O ben değildim, küçük kızım istemedi hiç. Hatta ilk milletvekili seçildiği zaman; Anne dedi. Ben çok rahatsız olurum. Ben babama oyumu vermeyeceğim. Dedim ki Kızım baban bu işle uğraşmayı seviyor. Türkiyede kaç kişi sevdiği işi yapıyor. Bir de böyle düşün. Hemen karar verme. Onun üzerine ikna oldu. Ondan sonra Kemal Genel Başkan olduğunda da artık alışmıştı, sorun olmadı.
GÜNE EVDE BAŞLIYOR
Hiç endişelendiğiniz olmuyor mu Kemal Bey için? Çok çalışıyor, ya da Meclis kürsüsünde sinirlenecek, tansiyonu çıkacak filan diye
Kemal, benim hayatta tanıdığım en sakin insandır. Hatta sinir bozacak kadar sakin bir adam. O kadar sakin ki; bu size de yansıyor. Ama olumsuz yönde. Diyelim ki bir şeye sinirleniyorsunuz. Onun sakinliği yüzünden yeterince bağırıp çağıramıyorsunuz. Deşarj olamıyorsunuz. Açıkçası bazen Kemalin sakinliğine tahammül edemiyorum.

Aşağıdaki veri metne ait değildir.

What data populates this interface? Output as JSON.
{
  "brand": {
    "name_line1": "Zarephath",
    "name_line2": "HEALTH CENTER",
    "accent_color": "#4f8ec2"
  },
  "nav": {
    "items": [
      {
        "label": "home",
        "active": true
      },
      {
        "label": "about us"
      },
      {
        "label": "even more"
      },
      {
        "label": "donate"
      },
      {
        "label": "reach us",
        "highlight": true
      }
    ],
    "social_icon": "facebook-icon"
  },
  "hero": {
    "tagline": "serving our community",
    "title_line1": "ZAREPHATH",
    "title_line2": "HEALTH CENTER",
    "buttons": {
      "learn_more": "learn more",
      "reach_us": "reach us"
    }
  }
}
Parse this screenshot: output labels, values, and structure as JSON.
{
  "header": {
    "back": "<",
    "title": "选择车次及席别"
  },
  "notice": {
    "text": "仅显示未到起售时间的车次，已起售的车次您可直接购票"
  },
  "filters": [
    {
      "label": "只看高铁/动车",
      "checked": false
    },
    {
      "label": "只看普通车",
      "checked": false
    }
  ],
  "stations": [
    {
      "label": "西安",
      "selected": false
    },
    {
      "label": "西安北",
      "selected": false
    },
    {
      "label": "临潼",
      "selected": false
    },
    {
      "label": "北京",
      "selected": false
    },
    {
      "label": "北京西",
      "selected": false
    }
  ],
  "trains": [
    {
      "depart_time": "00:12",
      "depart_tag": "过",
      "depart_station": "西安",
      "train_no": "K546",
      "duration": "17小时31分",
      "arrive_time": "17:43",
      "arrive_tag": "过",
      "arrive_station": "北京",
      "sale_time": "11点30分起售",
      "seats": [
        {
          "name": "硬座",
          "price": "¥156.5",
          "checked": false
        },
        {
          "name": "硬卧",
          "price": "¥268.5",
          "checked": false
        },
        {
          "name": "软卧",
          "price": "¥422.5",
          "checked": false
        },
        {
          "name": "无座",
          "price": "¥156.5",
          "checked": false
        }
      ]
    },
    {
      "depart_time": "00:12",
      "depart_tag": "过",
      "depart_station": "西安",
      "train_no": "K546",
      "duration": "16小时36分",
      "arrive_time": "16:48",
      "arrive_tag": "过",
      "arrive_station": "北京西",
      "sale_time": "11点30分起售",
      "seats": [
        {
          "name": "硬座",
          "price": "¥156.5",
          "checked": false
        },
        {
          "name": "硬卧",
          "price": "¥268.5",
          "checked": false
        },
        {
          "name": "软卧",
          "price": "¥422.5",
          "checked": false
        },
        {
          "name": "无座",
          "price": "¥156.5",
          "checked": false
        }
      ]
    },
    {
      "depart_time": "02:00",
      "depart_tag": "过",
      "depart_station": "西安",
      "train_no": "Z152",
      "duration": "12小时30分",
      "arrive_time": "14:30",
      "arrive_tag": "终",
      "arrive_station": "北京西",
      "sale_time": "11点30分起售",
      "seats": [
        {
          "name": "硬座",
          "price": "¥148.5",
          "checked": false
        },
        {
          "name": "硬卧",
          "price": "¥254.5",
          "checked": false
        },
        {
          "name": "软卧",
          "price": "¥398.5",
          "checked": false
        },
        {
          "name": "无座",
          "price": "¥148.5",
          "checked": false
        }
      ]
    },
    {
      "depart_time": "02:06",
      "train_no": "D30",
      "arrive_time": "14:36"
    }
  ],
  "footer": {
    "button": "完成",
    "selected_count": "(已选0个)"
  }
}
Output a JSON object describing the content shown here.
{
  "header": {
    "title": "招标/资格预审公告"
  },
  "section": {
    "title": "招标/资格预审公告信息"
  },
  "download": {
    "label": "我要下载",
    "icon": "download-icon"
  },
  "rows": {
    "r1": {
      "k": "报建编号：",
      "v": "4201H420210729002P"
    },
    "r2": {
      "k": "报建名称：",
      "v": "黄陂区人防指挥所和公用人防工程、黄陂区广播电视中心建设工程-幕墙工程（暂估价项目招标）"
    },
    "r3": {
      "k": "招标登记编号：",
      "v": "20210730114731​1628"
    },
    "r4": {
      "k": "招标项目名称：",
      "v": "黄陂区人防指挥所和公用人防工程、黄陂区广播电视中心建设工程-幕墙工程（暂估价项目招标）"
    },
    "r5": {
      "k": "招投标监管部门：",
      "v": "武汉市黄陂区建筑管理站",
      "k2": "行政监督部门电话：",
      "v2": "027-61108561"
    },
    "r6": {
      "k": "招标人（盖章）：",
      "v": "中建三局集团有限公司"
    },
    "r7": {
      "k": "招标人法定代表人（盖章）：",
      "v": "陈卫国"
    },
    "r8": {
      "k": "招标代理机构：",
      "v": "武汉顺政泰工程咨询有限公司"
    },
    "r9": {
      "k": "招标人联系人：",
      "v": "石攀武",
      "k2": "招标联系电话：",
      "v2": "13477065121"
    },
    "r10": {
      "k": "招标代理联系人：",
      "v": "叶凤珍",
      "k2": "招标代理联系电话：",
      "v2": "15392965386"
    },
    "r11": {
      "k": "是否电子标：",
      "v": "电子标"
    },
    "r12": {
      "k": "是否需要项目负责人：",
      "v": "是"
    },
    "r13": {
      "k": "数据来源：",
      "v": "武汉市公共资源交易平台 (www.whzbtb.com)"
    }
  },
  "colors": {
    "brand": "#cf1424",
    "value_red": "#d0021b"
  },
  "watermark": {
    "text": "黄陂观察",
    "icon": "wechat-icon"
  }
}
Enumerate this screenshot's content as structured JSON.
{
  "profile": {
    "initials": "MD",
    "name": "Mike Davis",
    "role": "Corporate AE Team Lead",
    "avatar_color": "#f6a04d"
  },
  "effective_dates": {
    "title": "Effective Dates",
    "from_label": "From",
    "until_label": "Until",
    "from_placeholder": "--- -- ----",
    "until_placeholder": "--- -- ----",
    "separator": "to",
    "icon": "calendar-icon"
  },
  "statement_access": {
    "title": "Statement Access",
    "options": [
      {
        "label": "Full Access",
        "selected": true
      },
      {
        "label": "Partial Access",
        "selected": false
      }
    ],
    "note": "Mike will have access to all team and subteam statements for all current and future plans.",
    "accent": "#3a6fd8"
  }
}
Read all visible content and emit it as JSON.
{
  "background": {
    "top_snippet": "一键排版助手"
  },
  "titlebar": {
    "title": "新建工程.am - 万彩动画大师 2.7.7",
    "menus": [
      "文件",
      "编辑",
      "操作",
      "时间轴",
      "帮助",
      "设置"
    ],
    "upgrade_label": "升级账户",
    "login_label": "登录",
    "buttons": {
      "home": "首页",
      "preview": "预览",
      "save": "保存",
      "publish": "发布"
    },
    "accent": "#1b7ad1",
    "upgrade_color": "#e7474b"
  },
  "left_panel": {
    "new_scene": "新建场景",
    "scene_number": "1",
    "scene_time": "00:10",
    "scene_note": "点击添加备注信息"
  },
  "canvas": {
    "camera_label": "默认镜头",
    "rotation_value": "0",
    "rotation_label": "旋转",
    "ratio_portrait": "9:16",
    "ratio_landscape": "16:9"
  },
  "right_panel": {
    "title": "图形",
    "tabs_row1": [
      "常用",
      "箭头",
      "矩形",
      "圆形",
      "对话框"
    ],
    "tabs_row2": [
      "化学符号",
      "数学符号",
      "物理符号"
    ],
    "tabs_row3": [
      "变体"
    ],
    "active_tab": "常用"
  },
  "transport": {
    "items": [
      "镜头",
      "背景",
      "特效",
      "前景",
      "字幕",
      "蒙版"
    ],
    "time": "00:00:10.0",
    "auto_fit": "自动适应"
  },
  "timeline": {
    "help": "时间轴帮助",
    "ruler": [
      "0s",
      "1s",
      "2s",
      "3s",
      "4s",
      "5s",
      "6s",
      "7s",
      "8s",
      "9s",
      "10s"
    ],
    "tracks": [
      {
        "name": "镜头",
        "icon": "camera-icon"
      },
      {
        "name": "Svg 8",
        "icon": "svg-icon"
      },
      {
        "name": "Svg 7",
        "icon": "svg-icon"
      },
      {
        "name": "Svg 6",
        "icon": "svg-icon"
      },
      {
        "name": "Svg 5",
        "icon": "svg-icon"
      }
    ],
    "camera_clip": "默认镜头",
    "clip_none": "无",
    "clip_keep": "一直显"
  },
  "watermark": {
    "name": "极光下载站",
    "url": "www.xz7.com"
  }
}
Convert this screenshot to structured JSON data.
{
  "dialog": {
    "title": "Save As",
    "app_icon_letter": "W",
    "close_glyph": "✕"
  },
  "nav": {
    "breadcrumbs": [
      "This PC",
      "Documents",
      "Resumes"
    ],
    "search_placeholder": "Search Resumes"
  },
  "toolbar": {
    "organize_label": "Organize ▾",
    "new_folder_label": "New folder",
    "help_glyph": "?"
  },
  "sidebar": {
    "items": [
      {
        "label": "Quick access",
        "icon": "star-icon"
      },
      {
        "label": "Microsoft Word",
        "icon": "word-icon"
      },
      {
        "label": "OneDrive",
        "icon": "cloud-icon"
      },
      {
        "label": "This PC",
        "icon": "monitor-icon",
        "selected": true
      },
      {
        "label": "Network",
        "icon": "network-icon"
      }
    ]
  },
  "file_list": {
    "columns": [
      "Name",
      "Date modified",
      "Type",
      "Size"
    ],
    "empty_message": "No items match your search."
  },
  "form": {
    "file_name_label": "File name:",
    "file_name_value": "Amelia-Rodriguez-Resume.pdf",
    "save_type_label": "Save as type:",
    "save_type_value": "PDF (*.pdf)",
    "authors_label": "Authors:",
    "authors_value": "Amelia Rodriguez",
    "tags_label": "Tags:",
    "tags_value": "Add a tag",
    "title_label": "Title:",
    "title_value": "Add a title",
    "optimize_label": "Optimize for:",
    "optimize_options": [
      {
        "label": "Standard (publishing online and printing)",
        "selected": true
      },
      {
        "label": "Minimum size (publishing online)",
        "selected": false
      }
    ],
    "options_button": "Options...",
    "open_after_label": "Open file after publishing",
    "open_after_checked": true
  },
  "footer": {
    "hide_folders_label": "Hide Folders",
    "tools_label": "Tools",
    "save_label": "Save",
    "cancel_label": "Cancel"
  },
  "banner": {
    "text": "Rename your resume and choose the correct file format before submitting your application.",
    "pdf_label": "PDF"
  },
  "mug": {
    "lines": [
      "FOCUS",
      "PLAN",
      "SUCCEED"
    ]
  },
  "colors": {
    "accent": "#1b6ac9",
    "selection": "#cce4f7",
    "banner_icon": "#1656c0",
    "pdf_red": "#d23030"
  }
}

Evdeki Kemal Bey ile siyasetteki Kemal Bey arasında fark yok mu?
Yok aslında. Dedim ya çok sakin bir insan Kemal. Evde de siyasette de. Siz hiç gördünüz mü sinirlendiğini? Ben görmedim. En hararetli tartışmalarda bile sakin sakin cevap veriyor. Çalışmayı çok seviyor. Bu ev hayatına da yansıyor. Sabahları çok erken kalkıyor. İlk önce gazeteleri okuyor. Sonra internette gündemi takip ediyor. Yani güne evde de çalışarak başlıyor.
OTOBÜSE DE BİNİYORUM
Birlikte vakit geçirebiliyor musunuz peki?
Şöyle söyleyeyim: Çok normal bir yaşantımız yok. Ama çok anormal bir yaşantımız da yok. Tabii ki eskiden birlikte çok daha fazla şey yapardık. Sinema, tiyatro ya da dışarıda birlikte yemek yemek gibi. Şimdi bunlar kalmadı hayatımızda. Ama ben yine çıkıyorum, tek başıma geziyorum. Yani normal hayatımı sürdürüyorum. Minibüse de biniyorum. Otobüse de biniyorum. Markete de gidiyorum. Bazen canım çok sıkkınsa, gidip bir kafede oturup, geleni geçeni seyrediyorum.
Minibüste, ya da otobüste tanıyor mu insanlar sizi?
Tanıyan da, tanımayan da oluyor. Ama tanıyıp da, minibüse bindim diye hiç kimse şaşırmıyor. Herkes normal karşılıyor. Ya da ben öyle hissediyorum.
Kemal Beyin başbakan olacağına inanıyor musunuz?
Olmalı diye düşünüyorum. CHP de öyle düşünüyor zaten. Yıllardır muhalefette kalan bir parti olarak amaç bu olmalı. Türkiyenin de buna ihtiyacı var.